Standing on the steps of Number 10, Mrs May set out to inflame Brexit tensions, claiming that events of recent days showed that “there are some in Brussels who do not want these talks to succeed”.
Mrs May accused some in the EU of wanting to weaken the UK, creating the impression of a country under economic attack and where only she offered the calibre of leadership needed to “fight for Britain”.
“In the last few days we have seen how tough these talks are likely to be,” Mrs May said, shortly after an audience with the Queen at Buckingham Palace that marked the dissolution of parliament.
“Britain’s negotiating position in Europe has been misrepresented in the continental press, the European Commission’s stance has hardened and threats against Britain have been issued by European politicians and officials.
“All of these acts have been deliberately timed to affect the result of the general election that will take place on June 8.”
Mrs May’s allies said she was specifically referring to an unflattering leaked account of a “disastrous” private dinner with EU officials at Number 10 last week, details of which were passed to the German press.
The prime minister blames Martin Selmayr, the influential chief of staff to Jean-Claude Juncker, European Commission president, for the leak to the Frankfurter Allgemeine Sonntagszeitung, which suggested Mrs May was living “in another galaxy”.
Mrs May was also said by allies to be responding to reports in the Financial Times that Germany, France and Poland were pressing for Britain’s gross bill to be paid on leaving the EU to be more than €100bn.
However, Mrs May’s aides were unable immediately to identify the European politicians or officials who have allegedly threatened Britain in recent days, amid suggestions she was building up the row to her own advantage.

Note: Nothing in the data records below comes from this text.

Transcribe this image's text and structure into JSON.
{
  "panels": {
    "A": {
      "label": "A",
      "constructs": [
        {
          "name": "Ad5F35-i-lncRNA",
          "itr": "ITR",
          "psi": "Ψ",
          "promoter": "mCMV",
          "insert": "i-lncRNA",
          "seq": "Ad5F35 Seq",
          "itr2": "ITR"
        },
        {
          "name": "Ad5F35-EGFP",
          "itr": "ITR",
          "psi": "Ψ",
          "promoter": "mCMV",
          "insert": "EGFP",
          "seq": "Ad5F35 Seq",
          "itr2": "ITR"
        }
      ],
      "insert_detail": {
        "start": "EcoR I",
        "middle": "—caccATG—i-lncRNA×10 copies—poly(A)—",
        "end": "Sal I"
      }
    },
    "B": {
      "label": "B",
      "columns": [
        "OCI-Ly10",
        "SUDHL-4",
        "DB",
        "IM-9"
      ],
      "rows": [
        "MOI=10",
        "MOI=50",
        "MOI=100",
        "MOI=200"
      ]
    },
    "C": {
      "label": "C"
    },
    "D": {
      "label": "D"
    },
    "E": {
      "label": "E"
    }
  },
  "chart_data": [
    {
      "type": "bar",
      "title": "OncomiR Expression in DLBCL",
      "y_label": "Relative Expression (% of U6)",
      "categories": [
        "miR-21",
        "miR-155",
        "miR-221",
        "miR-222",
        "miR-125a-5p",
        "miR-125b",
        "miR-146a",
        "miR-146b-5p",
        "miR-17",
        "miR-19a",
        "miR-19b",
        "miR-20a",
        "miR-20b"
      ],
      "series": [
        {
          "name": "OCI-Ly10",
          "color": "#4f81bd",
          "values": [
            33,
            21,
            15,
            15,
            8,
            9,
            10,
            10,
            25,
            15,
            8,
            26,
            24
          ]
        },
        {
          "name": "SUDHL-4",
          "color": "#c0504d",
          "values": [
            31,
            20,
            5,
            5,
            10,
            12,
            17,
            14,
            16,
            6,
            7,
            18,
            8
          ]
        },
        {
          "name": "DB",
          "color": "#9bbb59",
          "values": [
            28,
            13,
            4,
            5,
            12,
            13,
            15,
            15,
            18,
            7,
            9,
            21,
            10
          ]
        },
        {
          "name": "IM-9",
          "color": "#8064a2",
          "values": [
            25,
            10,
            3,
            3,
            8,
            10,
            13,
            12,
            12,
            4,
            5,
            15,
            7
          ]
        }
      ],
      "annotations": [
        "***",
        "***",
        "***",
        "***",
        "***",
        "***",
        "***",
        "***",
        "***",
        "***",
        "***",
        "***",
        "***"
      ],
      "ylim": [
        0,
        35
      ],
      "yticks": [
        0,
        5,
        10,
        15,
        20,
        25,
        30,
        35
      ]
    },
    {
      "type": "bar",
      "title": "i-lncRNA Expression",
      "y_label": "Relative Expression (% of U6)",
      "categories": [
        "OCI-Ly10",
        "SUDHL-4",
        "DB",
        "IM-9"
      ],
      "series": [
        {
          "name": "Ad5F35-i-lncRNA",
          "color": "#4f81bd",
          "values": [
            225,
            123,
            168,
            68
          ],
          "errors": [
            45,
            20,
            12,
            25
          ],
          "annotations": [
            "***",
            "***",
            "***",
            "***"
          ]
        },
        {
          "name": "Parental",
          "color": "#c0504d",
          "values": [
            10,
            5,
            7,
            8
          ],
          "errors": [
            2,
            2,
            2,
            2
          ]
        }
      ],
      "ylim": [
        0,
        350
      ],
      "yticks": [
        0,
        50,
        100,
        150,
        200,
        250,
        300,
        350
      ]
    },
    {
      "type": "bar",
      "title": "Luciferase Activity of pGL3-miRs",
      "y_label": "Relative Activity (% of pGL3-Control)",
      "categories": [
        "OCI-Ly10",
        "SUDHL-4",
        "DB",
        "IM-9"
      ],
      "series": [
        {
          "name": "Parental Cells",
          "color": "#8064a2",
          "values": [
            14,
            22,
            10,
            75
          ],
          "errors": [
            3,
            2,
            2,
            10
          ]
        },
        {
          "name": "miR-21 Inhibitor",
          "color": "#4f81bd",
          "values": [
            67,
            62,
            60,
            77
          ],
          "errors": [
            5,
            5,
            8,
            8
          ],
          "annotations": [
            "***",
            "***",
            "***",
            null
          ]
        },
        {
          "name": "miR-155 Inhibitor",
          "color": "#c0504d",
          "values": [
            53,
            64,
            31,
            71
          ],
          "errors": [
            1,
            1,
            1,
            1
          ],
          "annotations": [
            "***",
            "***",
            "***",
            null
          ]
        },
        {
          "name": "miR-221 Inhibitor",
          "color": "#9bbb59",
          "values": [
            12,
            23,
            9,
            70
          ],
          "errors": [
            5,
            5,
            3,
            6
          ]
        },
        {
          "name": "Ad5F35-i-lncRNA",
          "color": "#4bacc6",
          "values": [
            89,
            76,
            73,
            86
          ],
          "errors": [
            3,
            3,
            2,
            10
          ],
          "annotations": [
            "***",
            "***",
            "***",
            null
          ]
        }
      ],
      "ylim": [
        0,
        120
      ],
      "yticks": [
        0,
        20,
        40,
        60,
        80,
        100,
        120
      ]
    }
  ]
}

Although Mrs May accused some in Brussels of trying to “affect the result” of the election, the Conservative leader has deliberately drawn attention to the incident to bolster her claim to be a strong leader at a time of national danger.

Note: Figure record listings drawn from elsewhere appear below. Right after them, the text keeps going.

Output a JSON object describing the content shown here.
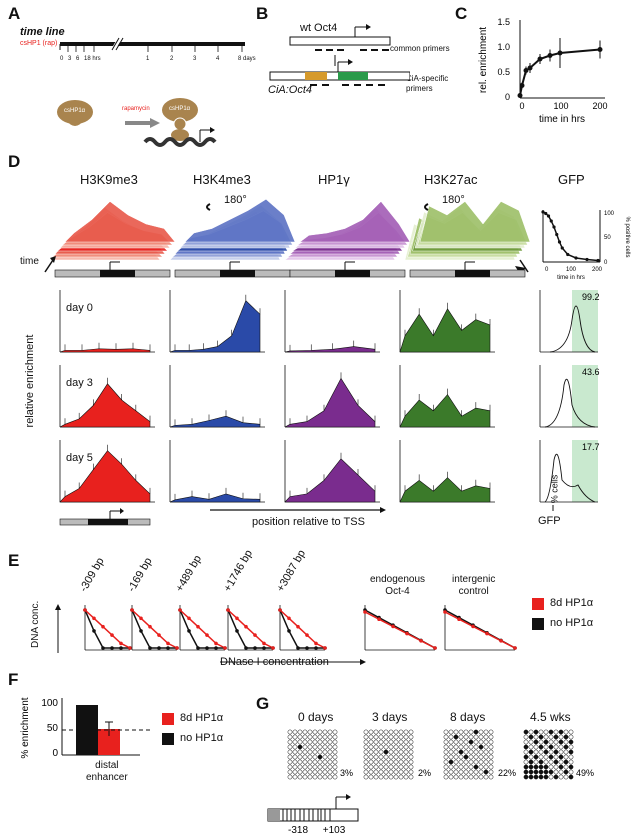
{
  "colors": {
    "red": "#e8211e",
    "blue": "#2a4aa8",
    "purple": "#7a2c8e",
    "green": "#3b7a2a",
    "black": "#111111",
    "green_light": "#c9e9cf"
  },
  "panelA": {
    "letter": "A",
    "title": "time line",
    "sub": "csHP1 (rap)",
    "ticks": [
      "0",
      "3",
      "6",
      "18 hrs",
      "1",
      "2",
      "3",
      "4",
      "5",
      "8 days"
    ],
    "cshp1": "csHP1α",
    "rapamycin": "rapamycin"
  },
  "panelB": {
    "letter": "B",
    "wt": "wt Oct4",
    "common": "common primers",
    "cia": "CiA:Oct4",
    "specific": "CiA-specific\nprimers"
  },
  "panelC": {
    "letter": "C",
    "ylabel": "rel. enrichment",
    "xlabel": "time in hrs",
    "yticks": [
      "0",
      "0.5",
      "1.0",
      "1.5"
    ],
    "xticks": [
      "0",
      "100",
      "200"
    ]
  },
  "panelD": {
    "letter": "D",
    "marks": [
      "H3K9me3",
      "H3K4me3",
      "HP1γ",
      "H3K27ac",
      "GFP"
    ],
    "rot": "180°",
    "time": "time",
    "ylabel": "relative enrichment",
    "days": [
      "day 0",
      "day 3",
      "day 5"
    ],
    "xlabel": "position relative to TSS",
    "gfp_vals": [
      "99.2",
      "43.6",
      "17.7"
    ],
    "gfp_y": "% cells",
    "gfp_x": "GFP",
    "gfp_inset_y": "% positive cells",
    "gfp_inset_x": "time in hrs",
    "inset_yticks": [
      "100",
      "50",
      "0"
    ],
    "inset_xticks": [
      "0",
      "100",
      "200"
    ],
    "xt1": [
      "-10000",
      "-2000",
      "0",
      "2000",
      "4000",
      "6000"
    ],
    "xt2": [
      "-10000",
      "-2000",
      "0",
      "2000",
      "4000"
    ],
    "xt3": [
      "-10000",
      "-2000",
      "0",
      "2000"
    ],
    "xt4": [
      "-10000",
      "-2000",
      "0",
      "2000"
    ]
  },
  "panelE": {
    "letter": "E",
    "positions": [
      "-309 bp",
      "-169 bp",
      "+489 bp",
      "+1746 bp",
      "+3087 bp"
    ],
    "ylabel": "DNA conc.",
    "xlabel": "DNase I concentration",
    "endog": "endogenous\nOct-4",
    "interg": "intergenic\ncontrol",
    "legend": [
      "8d HP1α",
      "no HP1α"
    ]
  },
  "panelF": {
    "letter": "F",
    "ylabel": "% enrichment",
    "yticks": [
      "100",
      "50",
      "0"
    ],
    "xlabel": "distal\nenhancer",
    "legend": [
      "8d HP1α",
      "no HP1α"
    ],
    "chart_data": {
      "type": "bar",
      "categories": [
        "distal enhancer"
      ],
      "series": [
        {
          "name": "no HP1α",
          "values": [
            100
          ]
        },
        {
          "name": "8d HP1α",
          "values": [
            52
          ]
        }
      ],
      "ylim": [
        0,
        110
      ]
    }
  },
  "panelG": {
    "letter": "G",
    "labels": [
      "0 days",
      "3 days",
      "8 days",
      "4.5 wks"
    ],
    "pct": [
      "3%",
      "2%",
      "22%",
      "49%"
    ],
    "pos": [
      "-318",
      "+103"
    ]
  },
  "chart_data": {
    "type": "line",
    "title": "",
    "xlabel": "time in hrs",
    "ylabel": "rel. enrichment",
    "x": [
      0,
      5,
      15,
      25,
      50,
      75,
      100,
      200
    ],
    "values": [
      0.05,
      0.25,
      0.55,
      0.6,
      0.78,
      0.85,
      0.9,
      0.97
    ],
    "ylim": [
      0,
      1.5
    ]
  }
}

“There are some in Brussels who do not want these talks to succeed, who do not want Britain to prosper,” she said, again without identifying whom she meant. But she added: “This Brexit negotiation is central to everything.”
Although the pound dropped following her statement, the fall was modest. Sterling was 0.25 per cent lower on the day at just above $1.29.

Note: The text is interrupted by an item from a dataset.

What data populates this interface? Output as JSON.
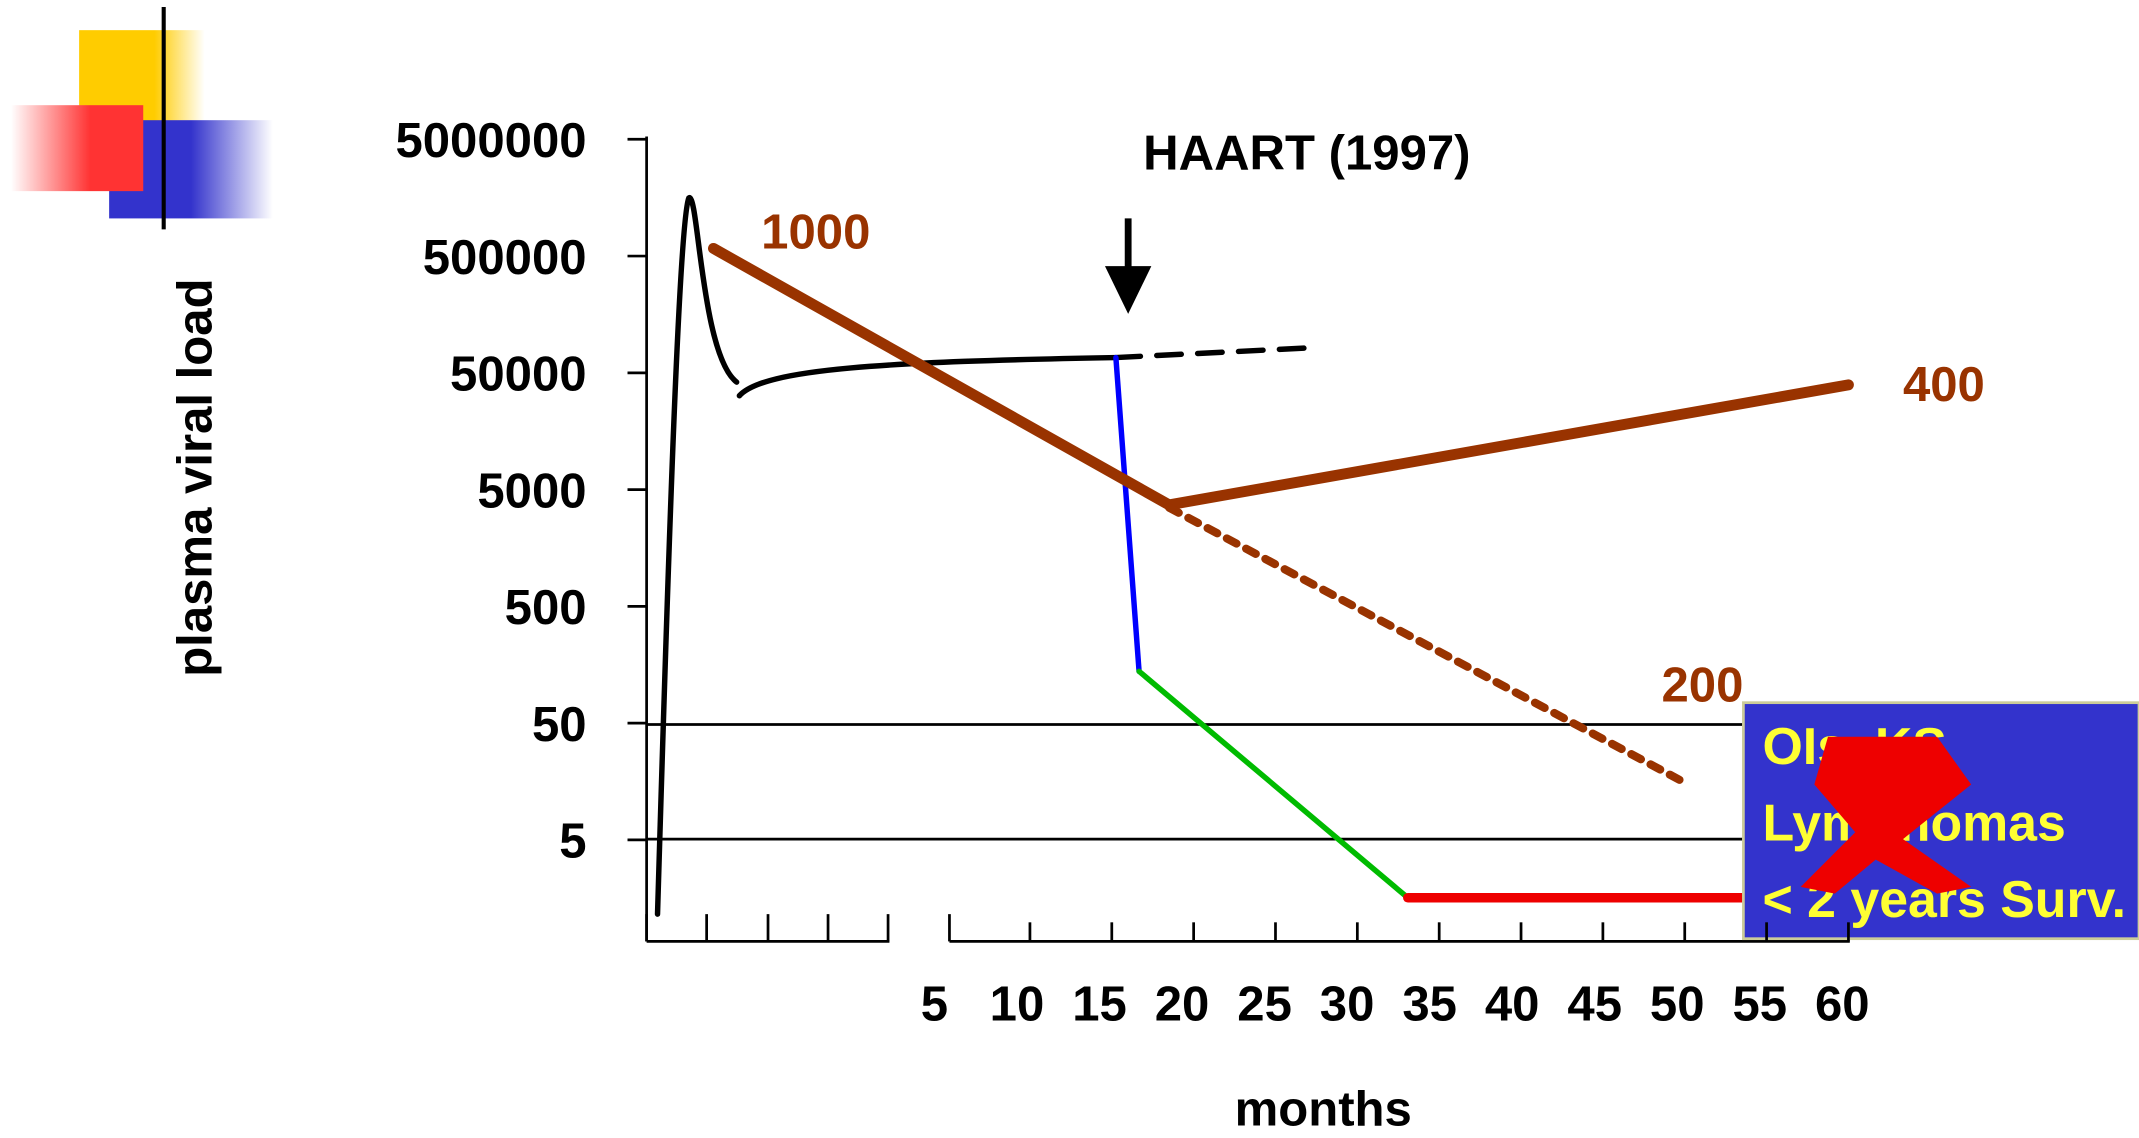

Earlier on Wednesday Michel Barnier, the EU’s chief negotiator, set out a hardline opening position after the Financial Times calculated that the UK’s gross bill for exiting the union could be as much as €100bn, suggesting the divorce could be painful and time-consuming.
Forex analysts said investors were becoming more phlegmatic about Brexit rhetoric because the risk of a disorderly exit had been reduced by the snap election and the prospect of a larger Conservative majority. But Nicola Sturgeon, Scotland’s first minister, called Mrs May’s approach “deeply irresponsible”.
The European Commission refused to comment on Mrs May’s remarks and Mr Selmayr has declined to comment.
On Tuesday Mrs May said that Mr Juncker would soon find out that she was a “bloody difficult woman”.
However, the European Commission president for his part sought to repair relations.
“I deeply respect the British prime minister, I like her as a person,” Mr Juncker told reporters in Brussels. “I have noted that she is a tough lady.”